An Empirical Comparison of the Accuracy Rates of Novices using the Quorum, Perl, and Randomo Programming Languages: found that Perl is as hard to learn as a language with a randomly-designed syntax. Many of the comments on the blog and by email to the paper's authors were hostile; the lead author responded, and recently published a larger study using three different investigative techniques that bears out the results of the original paper. (I'm hoping to get them to repeat their study for Python, Perl, R, and MATLAB some time this year...)
The FCS1: A Language Independent Assessment of CS1 Knowledge: describes a concept inventory for basic programming concepts.
Halving Fail Rates using Peer Instruction: another landmark paper in CS education, this one showing that peer instruction improves retention in introductory programming classes.
A Decade of Research and Development on Program Animation: The Jeliot Experience: recapitulates a long-running computing education research project, and shows how both the authors' ideas and the field as a whole have evolved over the years.
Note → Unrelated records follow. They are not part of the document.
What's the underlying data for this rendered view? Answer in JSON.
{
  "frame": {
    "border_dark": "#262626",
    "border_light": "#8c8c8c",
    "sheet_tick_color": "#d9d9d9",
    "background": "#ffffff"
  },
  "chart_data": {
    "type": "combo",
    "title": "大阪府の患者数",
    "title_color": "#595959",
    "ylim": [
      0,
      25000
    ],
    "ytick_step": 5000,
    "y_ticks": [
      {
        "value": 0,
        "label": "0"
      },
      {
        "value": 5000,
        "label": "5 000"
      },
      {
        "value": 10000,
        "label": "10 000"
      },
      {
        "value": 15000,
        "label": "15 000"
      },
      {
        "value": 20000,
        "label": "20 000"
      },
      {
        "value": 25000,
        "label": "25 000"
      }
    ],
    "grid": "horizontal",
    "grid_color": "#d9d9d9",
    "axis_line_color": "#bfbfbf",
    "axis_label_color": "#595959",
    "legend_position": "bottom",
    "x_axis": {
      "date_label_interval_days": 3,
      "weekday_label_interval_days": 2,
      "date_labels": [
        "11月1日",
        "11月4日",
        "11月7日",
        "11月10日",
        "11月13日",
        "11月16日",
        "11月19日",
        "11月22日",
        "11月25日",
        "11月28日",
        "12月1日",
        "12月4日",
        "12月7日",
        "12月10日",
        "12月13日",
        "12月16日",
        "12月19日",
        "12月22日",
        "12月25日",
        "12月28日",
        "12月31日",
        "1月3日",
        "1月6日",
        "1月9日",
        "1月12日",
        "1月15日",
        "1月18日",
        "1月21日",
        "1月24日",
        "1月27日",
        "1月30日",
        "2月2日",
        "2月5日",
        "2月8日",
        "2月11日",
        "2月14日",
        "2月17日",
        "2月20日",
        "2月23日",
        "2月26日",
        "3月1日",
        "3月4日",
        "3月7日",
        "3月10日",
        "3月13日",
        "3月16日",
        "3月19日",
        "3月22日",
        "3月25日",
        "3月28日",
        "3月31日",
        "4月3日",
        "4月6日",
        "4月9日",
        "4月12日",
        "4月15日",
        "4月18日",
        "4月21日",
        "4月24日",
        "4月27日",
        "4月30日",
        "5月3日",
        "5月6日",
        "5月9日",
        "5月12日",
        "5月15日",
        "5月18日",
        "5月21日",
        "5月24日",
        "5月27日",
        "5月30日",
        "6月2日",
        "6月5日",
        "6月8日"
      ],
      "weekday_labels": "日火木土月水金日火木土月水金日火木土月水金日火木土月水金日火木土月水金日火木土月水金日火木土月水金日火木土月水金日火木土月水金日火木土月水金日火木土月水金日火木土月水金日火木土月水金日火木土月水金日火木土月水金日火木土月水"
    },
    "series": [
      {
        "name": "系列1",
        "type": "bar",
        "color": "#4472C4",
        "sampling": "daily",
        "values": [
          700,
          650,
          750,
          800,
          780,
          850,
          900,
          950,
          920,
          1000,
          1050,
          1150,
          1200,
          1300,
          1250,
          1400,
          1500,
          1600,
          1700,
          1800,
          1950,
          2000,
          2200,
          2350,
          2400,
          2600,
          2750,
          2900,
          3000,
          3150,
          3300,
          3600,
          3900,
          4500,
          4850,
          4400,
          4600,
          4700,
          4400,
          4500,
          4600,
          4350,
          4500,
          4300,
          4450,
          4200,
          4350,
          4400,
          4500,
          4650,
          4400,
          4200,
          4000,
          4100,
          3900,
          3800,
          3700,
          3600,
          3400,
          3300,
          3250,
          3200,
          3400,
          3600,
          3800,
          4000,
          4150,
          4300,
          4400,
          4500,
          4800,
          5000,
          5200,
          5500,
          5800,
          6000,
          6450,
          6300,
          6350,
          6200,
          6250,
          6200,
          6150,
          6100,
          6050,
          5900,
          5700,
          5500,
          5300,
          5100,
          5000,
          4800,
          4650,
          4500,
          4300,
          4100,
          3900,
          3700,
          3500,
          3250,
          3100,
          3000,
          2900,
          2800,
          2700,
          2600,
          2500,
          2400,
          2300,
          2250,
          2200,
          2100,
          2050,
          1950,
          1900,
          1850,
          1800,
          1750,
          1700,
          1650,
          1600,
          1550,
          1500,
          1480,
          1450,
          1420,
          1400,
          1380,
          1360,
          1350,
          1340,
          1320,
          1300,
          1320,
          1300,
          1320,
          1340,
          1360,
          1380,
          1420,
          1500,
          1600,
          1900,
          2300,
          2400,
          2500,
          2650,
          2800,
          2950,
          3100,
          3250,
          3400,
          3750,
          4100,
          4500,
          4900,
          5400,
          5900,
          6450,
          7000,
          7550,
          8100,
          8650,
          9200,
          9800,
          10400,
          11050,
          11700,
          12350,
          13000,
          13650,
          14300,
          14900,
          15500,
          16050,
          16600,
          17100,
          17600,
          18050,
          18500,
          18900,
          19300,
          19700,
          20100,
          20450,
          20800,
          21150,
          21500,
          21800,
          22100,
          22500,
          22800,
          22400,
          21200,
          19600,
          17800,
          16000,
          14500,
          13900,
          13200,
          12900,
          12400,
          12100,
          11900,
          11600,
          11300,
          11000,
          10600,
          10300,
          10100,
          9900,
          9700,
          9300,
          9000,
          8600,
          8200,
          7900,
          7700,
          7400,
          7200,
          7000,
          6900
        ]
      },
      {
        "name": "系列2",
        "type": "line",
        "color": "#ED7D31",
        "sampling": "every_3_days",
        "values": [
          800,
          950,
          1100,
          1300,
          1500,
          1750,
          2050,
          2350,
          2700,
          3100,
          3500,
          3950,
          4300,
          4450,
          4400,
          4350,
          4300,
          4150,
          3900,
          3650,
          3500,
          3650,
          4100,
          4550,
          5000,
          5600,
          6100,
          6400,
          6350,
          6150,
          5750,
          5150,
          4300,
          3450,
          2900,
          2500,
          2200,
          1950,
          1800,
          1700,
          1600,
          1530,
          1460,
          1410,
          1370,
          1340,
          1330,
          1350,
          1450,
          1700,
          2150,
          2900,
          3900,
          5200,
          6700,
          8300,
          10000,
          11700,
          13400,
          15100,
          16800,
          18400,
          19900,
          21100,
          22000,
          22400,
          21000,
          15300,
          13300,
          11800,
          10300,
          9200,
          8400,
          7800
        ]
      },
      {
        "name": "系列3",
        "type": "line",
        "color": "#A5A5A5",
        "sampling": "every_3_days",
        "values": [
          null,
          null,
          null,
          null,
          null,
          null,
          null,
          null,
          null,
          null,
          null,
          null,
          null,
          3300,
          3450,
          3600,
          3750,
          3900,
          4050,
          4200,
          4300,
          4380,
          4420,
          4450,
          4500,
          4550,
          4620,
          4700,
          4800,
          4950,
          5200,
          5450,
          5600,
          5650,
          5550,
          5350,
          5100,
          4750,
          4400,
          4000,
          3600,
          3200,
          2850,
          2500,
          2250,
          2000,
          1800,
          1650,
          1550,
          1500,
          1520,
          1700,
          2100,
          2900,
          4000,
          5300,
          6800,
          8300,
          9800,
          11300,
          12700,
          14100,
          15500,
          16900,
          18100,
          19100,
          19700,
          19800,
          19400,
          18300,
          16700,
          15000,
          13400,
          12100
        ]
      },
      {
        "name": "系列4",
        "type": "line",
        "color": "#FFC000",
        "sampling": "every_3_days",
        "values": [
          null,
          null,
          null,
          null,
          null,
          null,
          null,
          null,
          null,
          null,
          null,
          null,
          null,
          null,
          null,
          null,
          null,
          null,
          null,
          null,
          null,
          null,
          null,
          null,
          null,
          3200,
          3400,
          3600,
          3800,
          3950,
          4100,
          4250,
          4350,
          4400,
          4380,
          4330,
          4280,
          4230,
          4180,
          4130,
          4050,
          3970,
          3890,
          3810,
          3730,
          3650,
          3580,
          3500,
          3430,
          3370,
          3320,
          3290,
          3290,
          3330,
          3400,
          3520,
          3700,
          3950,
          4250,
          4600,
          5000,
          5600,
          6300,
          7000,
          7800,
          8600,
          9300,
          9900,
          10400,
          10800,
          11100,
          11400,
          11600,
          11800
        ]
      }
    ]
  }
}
Do Faster Releases Improve Software Quality?: explores what happened when Firefox shifted from occasional large releases to frequent small ones. Long story short, with shorter release cycles, users do not experience significantly more post-release bugs, and bugs are fixed faster, but users experience these bugs earlier during software execution (i.e., the program crashes earlier).
UML in Practice: an award-winning paper that explores why most programmers in industry don't use one of academics' favorite creations.
Reviews of Code Simplicity and The Essence of Software Engineering, two disappointing books that prove that many software engineering researchers still don't see what evidence has to do with anything.

I'd welcome pointers to other openly-access papers reporting empirical studies that are relevant to what we teach. (Unfortunately, and ironically, the ACM and IEEE are among the most backward of professional societies when it comes to open access publishing. As a result, a lot of really interesting work in this field currently languishes in unfindable obscurity behind their paywalls.)